Album Review: Lateef The Truthspeaker

14 April 2012 | 2:17 pm | James d'Apice

He plays it safe and glories in the inoffensive.

This is at once the best and worst of post-2000 West Coast rap. There's the hip pop silliness and clumsy pop politics we associate with, for example, Jurassic 5 or Lateef's occasional colleagues at Quannum. That irksome influence is balanced out by the challenging crunchy angst we associate with up and coming west coasters like Nocando or Open Mike Eagle from Alphapup. When Lateef spends too much time focusing on the former Firewire suffers. When he delves into the latter this album soars. This is Lateef's solo debut at age 37. It might be fitting, then, to recall William Blake. For these are songs of innocence and experience.

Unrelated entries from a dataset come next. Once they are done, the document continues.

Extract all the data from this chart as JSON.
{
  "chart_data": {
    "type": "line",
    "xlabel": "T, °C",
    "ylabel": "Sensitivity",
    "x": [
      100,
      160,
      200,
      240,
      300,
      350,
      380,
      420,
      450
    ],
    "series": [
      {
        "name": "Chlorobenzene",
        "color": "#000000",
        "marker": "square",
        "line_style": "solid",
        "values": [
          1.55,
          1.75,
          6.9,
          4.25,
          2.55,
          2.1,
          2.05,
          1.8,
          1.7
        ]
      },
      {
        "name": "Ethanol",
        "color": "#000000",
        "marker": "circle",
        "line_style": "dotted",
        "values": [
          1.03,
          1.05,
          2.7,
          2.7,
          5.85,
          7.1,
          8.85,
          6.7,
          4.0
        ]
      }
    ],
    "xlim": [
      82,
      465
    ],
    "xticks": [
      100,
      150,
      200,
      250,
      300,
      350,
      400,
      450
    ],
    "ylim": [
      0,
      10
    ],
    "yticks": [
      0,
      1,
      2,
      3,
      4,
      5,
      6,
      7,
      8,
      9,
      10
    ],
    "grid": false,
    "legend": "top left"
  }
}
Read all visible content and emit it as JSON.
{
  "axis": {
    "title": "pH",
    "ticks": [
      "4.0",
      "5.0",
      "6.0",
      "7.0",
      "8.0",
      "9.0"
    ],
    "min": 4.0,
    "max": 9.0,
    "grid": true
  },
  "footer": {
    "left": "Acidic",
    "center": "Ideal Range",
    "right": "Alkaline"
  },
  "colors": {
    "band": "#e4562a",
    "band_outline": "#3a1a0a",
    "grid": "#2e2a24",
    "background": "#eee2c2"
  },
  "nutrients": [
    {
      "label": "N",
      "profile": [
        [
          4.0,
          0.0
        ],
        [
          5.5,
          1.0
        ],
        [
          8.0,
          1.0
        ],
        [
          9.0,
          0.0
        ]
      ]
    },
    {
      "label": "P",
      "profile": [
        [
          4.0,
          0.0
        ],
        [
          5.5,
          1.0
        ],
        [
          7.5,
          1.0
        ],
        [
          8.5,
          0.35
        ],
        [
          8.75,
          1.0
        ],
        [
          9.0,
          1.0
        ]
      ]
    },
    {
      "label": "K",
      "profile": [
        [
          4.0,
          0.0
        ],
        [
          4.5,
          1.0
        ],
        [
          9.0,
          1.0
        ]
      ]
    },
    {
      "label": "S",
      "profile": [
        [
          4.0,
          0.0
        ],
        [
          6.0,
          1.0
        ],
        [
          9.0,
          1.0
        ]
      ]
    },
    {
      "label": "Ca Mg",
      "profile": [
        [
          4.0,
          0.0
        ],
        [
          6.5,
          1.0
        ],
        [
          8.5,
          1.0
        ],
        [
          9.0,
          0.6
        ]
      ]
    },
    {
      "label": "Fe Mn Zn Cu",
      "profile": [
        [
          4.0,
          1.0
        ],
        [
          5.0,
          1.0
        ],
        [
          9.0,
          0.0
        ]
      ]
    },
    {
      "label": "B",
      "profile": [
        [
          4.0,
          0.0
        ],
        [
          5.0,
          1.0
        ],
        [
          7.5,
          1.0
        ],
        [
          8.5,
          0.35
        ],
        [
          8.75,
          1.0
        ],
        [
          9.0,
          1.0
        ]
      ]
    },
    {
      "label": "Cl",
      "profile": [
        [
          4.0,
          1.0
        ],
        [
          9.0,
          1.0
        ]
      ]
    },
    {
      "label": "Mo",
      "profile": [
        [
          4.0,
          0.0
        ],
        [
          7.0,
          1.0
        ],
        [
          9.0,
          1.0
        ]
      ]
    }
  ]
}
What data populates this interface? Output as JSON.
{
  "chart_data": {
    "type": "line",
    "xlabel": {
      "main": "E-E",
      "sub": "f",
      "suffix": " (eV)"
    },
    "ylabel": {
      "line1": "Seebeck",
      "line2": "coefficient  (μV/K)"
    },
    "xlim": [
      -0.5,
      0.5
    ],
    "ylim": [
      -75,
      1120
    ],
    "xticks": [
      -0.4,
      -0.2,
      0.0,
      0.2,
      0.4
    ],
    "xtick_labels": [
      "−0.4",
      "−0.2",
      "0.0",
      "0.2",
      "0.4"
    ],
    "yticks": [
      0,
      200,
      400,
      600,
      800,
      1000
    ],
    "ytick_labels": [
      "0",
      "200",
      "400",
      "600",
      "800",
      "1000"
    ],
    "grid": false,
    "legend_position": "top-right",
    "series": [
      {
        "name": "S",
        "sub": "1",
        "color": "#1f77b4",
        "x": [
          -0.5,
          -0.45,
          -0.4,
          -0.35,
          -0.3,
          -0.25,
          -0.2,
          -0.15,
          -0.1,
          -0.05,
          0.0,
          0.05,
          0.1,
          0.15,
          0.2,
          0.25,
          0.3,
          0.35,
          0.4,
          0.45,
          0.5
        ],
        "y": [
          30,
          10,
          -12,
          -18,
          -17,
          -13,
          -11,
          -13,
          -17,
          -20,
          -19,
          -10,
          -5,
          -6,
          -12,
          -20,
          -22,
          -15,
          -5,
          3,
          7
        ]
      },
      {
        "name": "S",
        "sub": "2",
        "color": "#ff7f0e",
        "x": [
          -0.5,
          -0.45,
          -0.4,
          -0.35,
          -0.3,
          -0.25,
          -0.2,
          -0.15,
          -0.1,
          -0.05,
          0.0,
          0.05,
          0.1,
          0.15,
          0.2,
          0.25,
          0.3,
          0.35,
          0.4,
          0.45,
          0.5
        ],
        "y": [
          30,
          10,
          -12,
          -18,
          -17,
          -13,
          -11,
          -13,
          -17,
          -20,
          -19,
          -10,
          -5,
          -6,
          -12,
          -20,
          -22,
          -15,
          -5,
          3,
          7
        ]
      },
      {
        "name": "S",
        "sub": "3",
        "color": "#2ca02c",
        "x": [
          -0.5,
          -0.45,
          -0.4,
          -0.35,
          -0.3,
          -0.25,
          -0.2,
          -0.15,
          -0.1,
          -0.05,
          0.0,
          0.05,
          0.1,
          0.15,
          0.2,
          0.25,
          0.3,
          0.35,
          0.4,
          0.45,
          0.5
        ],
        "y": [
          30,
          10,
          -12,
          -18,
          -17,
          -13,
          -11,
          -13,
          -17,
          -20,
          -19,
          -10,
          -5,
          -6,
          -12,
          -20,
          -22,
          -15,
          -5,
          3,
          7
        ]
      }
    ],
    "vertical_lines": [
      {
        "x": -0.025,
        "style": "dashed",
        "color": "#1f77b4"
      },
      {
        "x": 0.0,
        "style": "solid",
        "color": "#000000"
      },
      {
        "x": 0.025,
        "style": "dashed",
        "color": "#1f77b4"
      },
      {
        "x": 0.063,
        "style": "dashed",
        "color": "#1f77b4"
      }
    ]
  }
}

In Oakland our host teams up with two of Oakland's most prominent: Del Tha Funky Homosapien and The Grouch. It's a great track. As an ode to The O it's a little disrespectful, a little playful. It's the clattering beat that stands out most strongly though; all mechanical fuzz with a few melodic bleep-bloops hovering over the top. It sounds like a mighty machine stirring into life. Let's Get Up is a little more homely. A cute, understated hook with some gentle bragging thrown in. Heckuvit is a surprise. Lateef shows some technique here with little breath control tricks and ratatat flow. Most impressive, though, is his ability to carry a melody even as his lungs become emptier and emptier. Say What You Want, an unwelcome journey to the Wild West, and Only Thought, a track that carries with it echoes of Maroon 5, are less successful.

Yin and yang here, then. At times this ancient debutante is showing us what's new and exciting. At other times he plays it safe and glories in the inoffensive. It frustrating, and it prevents us from really falling in love with Firewire (or even getting to third base).